Connelly plays Nana, a mother of two boys who works on a pig farm tending for its livestock. She’s desperate to cure her youngest, Gully, whose health is gradually deteriorating due to illness. Taking both Gully and his brother Ivan to a bizarre faith healer in the middle of nowhere, the tranquil scene is disrupted when Ivan’s falcon (named Inti) crashes through the intricate twig structure where we’re to assume the magic ‘happens’. It transpires that Nana herself is a healer of sorts, able to harness nature to aid those with terminal ailments. However, when a tragic accident shatters Nana and Ivan’s familial bond, the damage seems irreparable. Years later, tenacious reporter Jannia (Laurent) tracks down the adult Ivan (Murphy) to close the schism.
Ambiguity in cinema is always worth praising, but it would appear that Llosa and Llosa alone holds the key to understanding her impenetrable new work. Whereas last year’s Berlin head-scratcher, Shane Carruth’s Upstream Colour (2013), kindly provided a smattering of evocative clues along the way, Aloft refuses to offer even the briefest glimpse of the full, unintelligible picture. Trudging through a series of disparate, wintry discourses on maternal obligation and/or sensual healing that orbit one cataclysmic accident, Murphy’s bird-bothering mummy’s boy and Laurent’s journo-with-an-agenda spout reams and reams of verbose dialogue until an inevitable fumble complicates matters further – if that’s possible.

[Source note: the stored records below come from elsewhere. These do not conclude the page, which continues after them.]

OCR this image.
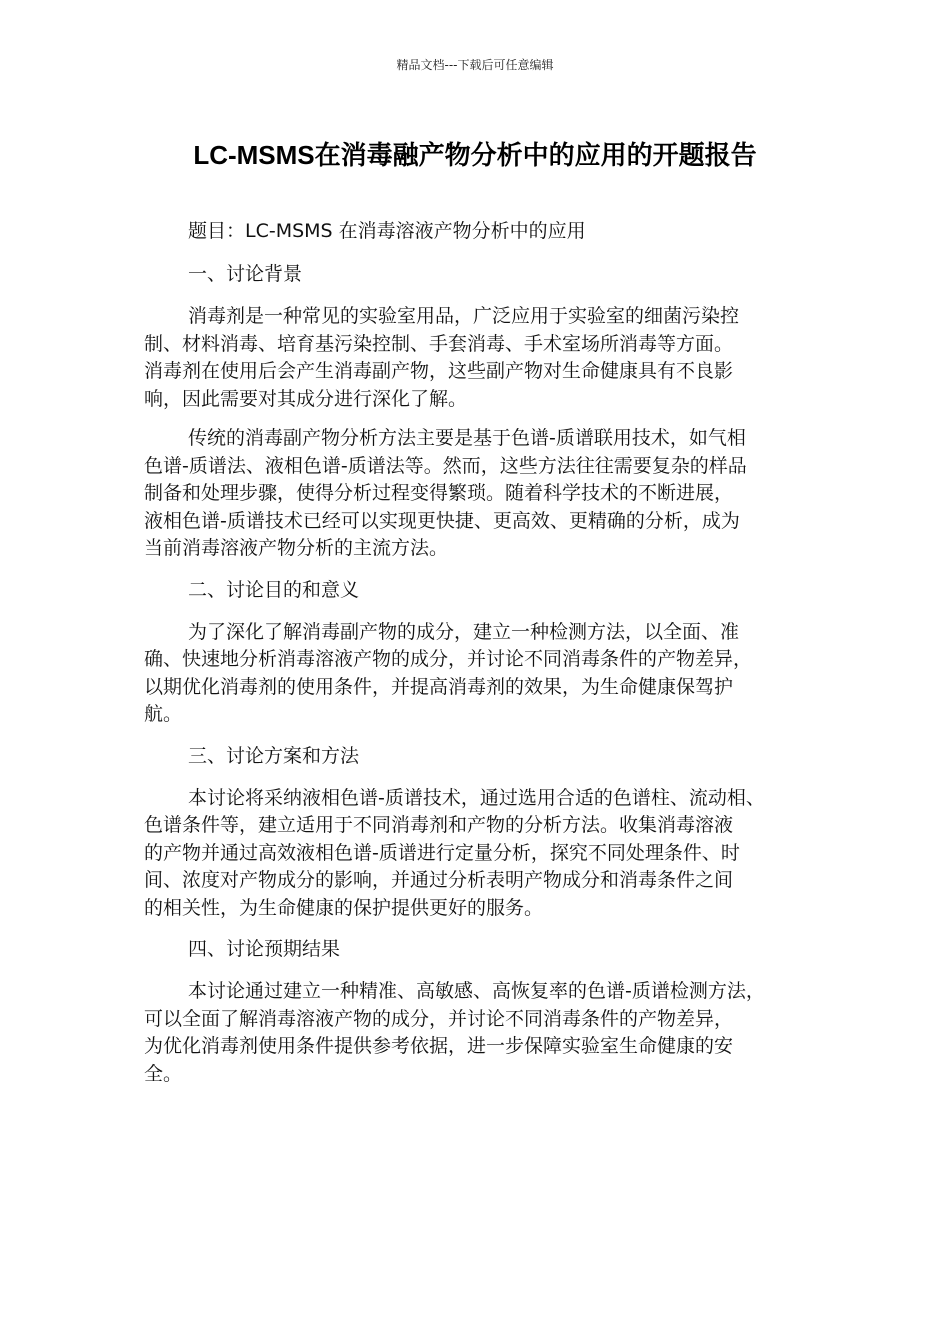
精品文档---下载后可任意编辑
LC-MSMS在消毒融产物分析中的应用的开题报告
题目：LC-MSMS 在消毒溶液产物分析中的应用
一、讨论背景
消毒剂是一种常见的实验室用品，广泛应用于实验室的细菌污染控
制、材料消毒、培育基污染控制、手套消毒、手术室场所消毒等方面。
消毒剂在使用后会产生消毒副产物，这些副产物对生命健康具有不良影
响，因此需要对其成分进行深化了解。
传统的消毒副产物分析方法主要是基于色谱-质谱联用技术，如气相
色谱-质谱法、液相色谱-质谱法等。然而，这些方法往往需要复杂的样品
制备和处理步骤，使得分析过程变得繁琐。随着科学技术的不断进展，
液相色谱-质谱技术已经可以实现更快捷、更高效、更精确的分析，成为
当前消毒溶液产物分析的主流方法。
二、讨论目的和意义
为了深化了解消毒副产物的成分，建立一种检测方法，以全面、准
确、快速地分析消毒溶液产物的成分，并讨论不同消毒条件的产物差异，
以期优化消毒剂的使用条件，并提高消毒剂的效果，为生命健康保驾护
航。
三、讨论方案和方法
本讨论将采纳液相色谱-质谱技术，通过选用合适的色谱柱、流动相、
色谱条件等，建立适用于不同消毒剂和产物的分析方法。收集消毒溶液
的产物并通过高效液相色谱-质谱进行定量分析，探究不同处理条件、时
间、浓度对产物成分的影响，并通过分析表明产物成分和消毒条件之间
的相关性，为生命健康的保护提供更好的服务。
四、讨论预期结果
本讨论通过建立一种精准、高敏感、高恢复率的色谱-质谱检测方法，
可以全面了解消毒溶液产物的成分，并讨论不同消毒条件的产物差异，
为优化消毒剂使用条件提供参考依据，进一步保障实验室生命健康的安
全。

Dead behind the eyes from the first scene of Connelly pulling a newborn swine from its squealing mother to its frankly flabbergasting finale, Llosa’s aloof Aloft shows almost no regard for its poor audience aside from the arresting visuals – courtesy of cinematographer Nicolas Bolduc – so why should we care? Llosa shoots for the stars with her oblique pseudo-think piece, but unfortunately ends up dragging her latest offering down to the bottom of the coldest, darkest abyss of cod spirituality imaginable. Save for some sort of twig-related miracle, the Golden Bear seems well out of reach for the Peruvian director.